Occupy Wall Street, By the Numbers

These colors don’t run: The number for the National Lawyers Guild, in case of arrest.

Number of bare ladybreasts: 4
Number of bare ladybreasts that turned out to be male ladybreasts: 2
Number of people who boasted of taking a shit at the W hotel and, either before or after, stealing two bottles of booze from the bar: 1
Number of people who seemed certifiable from a distance and were proven to be so upon closer (involuntary) inspection: 2
Number of literal tree huggers: 8
Number of freestyle rappers: 7 (2 black, 4 white, 1 omg so white)
Number of free items I was offered: 5 (trail mix, dry socks, T-shirt, poncho, plastic bin)
Number of times someone took my photo: eleventy-billion
Number of times someone asked to interview me: 1
Number of times I refused: 1
Time the streams of old people showed up: 6 a.m.
Number of crazy rainshowers: 2
Number of hours my butt was soggy for America: 8.5
Degree to which I needed to pee: nth

This Is How We Do It

The day: Friday
The location: Bodega

Enter Gojira, direct to pet aisle, grabs cat food triumphantly. (Ran out two days ago and feline has been subsisting on assorted crumbs while Gojira goes to parties at Barneys and generally acts like Dina Lohan while reminding feline about that cat who survived 34 days in a shipping container without any food.)
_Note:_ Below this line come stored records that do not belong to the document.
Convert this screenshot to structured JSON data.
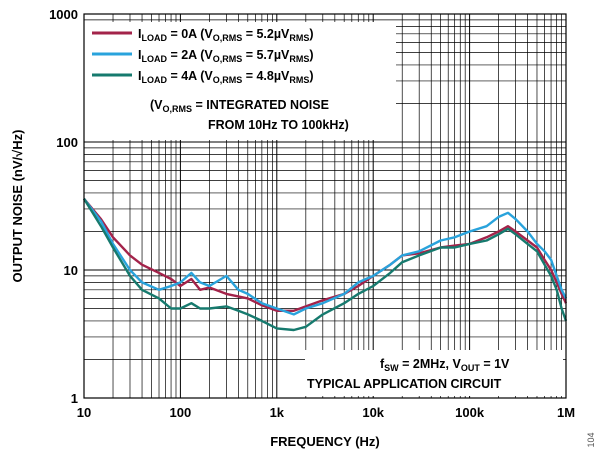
{
  "chart_data": {
    "type": "line",
    "xlabel": "FREQUENCY (Hz)",
    "ylabel": "OUTPUT NOISE (nV/√Hz)",
    "xscale": "log",
    "yscale": "log",
    "xlim": [
      10,
      1000000
    ],
    "ylim": [
      1,
      1000
    ],
    "x_tick_labels": [
      "10",
      "100",
      "1k",
      "10k",
      "100k",
      "1M"
    ],
    "y_tick_labels": [
      "1",
      "10",
      "100",
      "1000"
    ],
    "grid": true,
    "legend_position": "top-left",
    "series": [
      {
        "name": "I_LOAD = 0A (V_O,RMS = 5.2µV_RMS)",
        "color": "#a3234a",
        "points": [
          [
            10,
            36
          ],
          [
            15,
            25
          ],
          [
            20,
            18
          ],
          [
            30,
            13
          ],
          [
            40,
            11
          ],
          [
            60,
            9.5
          ],
          [
            80,
            8.5
          ],
          [
            100,
            7.5
          ],
          [
            130,
            8.5
          ],
          [
            160,
            7
          ],
          [
            200,
            7.3
          ],
          [
            300,
            6.5
          ],
          [
            500,
            6
          ],
          [
            700,
            5.3
          ],
          [
            1000,
            4.8
          ],
          [
            1500,
            4.8
          ],
          [
            2000,
            5.2
          ],
          [
            3000,
            5.8
          ],
          [
            5000,
            6.5
          ],
          [
            7000,
            7.5
          ],
          [
            10000,
            9
          ],
          [
            15000,
            11
          ],
          [
            20000,
            13
          ],
          [
            30000,
            13.5
          ],
          [
            50000,
            15
          ],
          [
            70000,
            15.5
          ],
          [
            100000,
            16
          ],
          [
            150000,
            18
          ],
          [
            200000,
            20
          ],
          [
            250000,
            22
          ],
          [
            300000,
            20
          ],
          [
            400000,
            17
          ],
          [
            500000,
            15
          ],
          [
            600000,
            12
          ],
          [
            700000,
            10
          ],
          [
            800000,
            8
          ],
          [
            900000,
            6.5
          ],
          [
            1000000,
            5.5
          ]
        ]
      },
      {
        "name": "I_LOAD = 2A (V_O,RMS = 5.7µV_RMS)",
        "color": "#29a3dc",
        "points": [
          [
            10,
            36
          ],
          [
            15,
            24
          ],
          [
            20,
            16
          ],
          [
            30,
            10
          ],
          [
            40,
            8
          ],
          [
            60,
            7
          ],
          [
            80,
            7.5
          ],
          [
            100,
            8
          ],
          [
            130,
            9.5
          ],
          [
            160,
            8
          ],
          [
            200,
            7.5
          ],
          [
            300,
            9
          ],
          [
            400,
            7
          ],
          [
            500,
            6.5
          ],
          [
            700,
            5.5
          ],
          [
            1000,
            5
          ],
          [
            1500,
            4.5
          ],
          [
            2000,
            5
          ],
          [
            3000,
            5.5
          ],
          [
            5000,
            6.5
          ],
          [
            7000,
            8
          ],
          [
            10000,
            9
          ],
          [
            15000,
            11
          ],
          [
            20000,
            13
          ],
          [
            30000,
            14
          ],
          [
            50000,
            17
          ],
          [
            70000,
            18
          ],
          [
            100000,
            20
          ],
          [
            150000,
            22
          ],
          [
            200000,
            26
          ],
          [
            250000,
            28
          ],
          [
            300000,
            25
          ],
          [
            400000,
            20
          ],
          [
            500000,
            16
          ],
          [
            600000,
            14
          ],
          [
            700000,
            12
          ],
          [
            800000,
            9
          ],
          [
            900000,
            7
          ],
          [
            1000000,
            6
          ]
        ]
      },
      {
        "name": "I_LOAD = 4A (V_O,RMS = 4.8µV_RMS)",
        "color": "#167a6e",
        "points": [
          [
            10,
            36
          ],
          [
            15,
            22
          ],
          [
            20,
            15
          ],
          [
            30,
            9
          ],
          [
            40,
            7
          ],
          [
            60,
            6
          ],
          [
            80,
            5
          ],
          [
            100,
            5
          ],
          [
            130,
            5.5
          ],
          [
            160,
            5
          ],
          [
            200,
            5
          ],
          [
            300,
            5.2
          ],
          [
            400,
            4.8
          ],
          [
            500,
            4.5
          ],
          [
            700,
            4
          ],
          [
            1000,
            3.5
          ],
          [
            1500,
            3.4
          ],
          [
            2000,
            3.6
          ],
          [
            3000,
            4.5
          ],
          [
            5000,
            5.5
          ],
          [
            7000,
            6.5
          ],
          [
            10000,
            7.5
          ],
          [
            15000,
            9.5
          ],
          [
            20000,
            11.5
          ],
          [
            30000,
            13
          ],
          [
            50000,
            15
          ],
          [
            70000,
            15
          ],
          [
            100000,
            16
          ],
          [
            150000,
            17
          ],
          [
            200000,
            19
          ],
          [
            250000,
            21
          ],
          [
            300000,
            19
          ],
          [
            400000,
            16
          ],
          [
            500000,
            14
          ],
          [
            600000,
            11
          ],
          [
            700000,
            9
          ],
          [
            800000,
            7
          ],
          [
            900000,
            5
          ],
          [
            1000000,
            4
          ]
        ]
      }
    ],
    "legend": [
      {
        "pre": "I",
        "sub1": "LOAD",
        "mid": " = 0A (V",
        "sub2": "O,RMS",
        "mid2": " = 5.2µV",
        "sub3": "RMS",
        "post": ")"
      },
      {
        "pre": "I",
        "sub1": "LOAD",
        "mid": " = 2A (V",
        "sub2": "O,RMS",
        "mid2": " = 5.7µV",
        "sub3": "RMS",
        "post": ")"
      },
      {
        "pre": "I",
        "sub1": "LOAD",
        "mid": " = 4A (V",
        "sub2": "O,RMS",
        "mid2": " = 4.8µV",
        "sub3": "RMS",
        "post": ")"
      }
    ],
    "note": {
      "line1_pre": "(V",
      "line1_sub": "O,RMS",
      "line1_post": " = INTEGRATED NOISE",
      "line2": "FROM 10Hz TO 100kHz)"
    },
    "conditions": {
      "line1_pre": "f",
      "line1_sub1": "SW",
      "line1_mid": " = 2MHz, V",
      "line1_sub2": "OUT",
      "line1_post": " = 1V",
      "line2": "TYPICAL APPLICATION CIRCUIT"
    },
    "figure_id": "104"
  }
}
Frat boy: Are you buying cat food?
Gojira (triumphantly): Yes! On a Friday night!
Frat boy: Don’t be embarrassed.
Gojira: [Not bothering to point out I’ve got a bottle of rosé prosecco in one hand, one in my belly, and it’s 3am. If this is a cliché, you wish you were this cliché.]

Gojira trots off merrily through frat-pack-filled Lower East Side hellscape. Plastic bag cracks, rosé drops dramatically to the ground in the middle of the road, frat boys gasp, rosé bottle did not break. Gojira grabs bottle by the neck (triumphantly!), goes home, feeds cat.

They Gave Mercedes a Fat Boyfriend?

So you give the fat black girl a fat black boyfriend?

No.

(Baji, are we still watching this show? Please advise.)

I Want Asian Pacific Islanders to Get High

This evening I was finishing up my charitable giving for the year (Ramadan just ended, after all) and went to the leap.org site to give my whopping 25 bucks to Law Enforcement Against Prohibition (don’t spend it all on one joint!). I could not find the Donate button anywhere and was very annoyed with them for having such a poorly laid out site. Finally along the side I found a mailing address and figured I’d just send them a check. Fortunately I happened to glance at the top to see that leap.org is the site of Leadership Education for Asian Pacifics, Inc.

The actual site for  LEAP, with a big Donate button at the top, is here.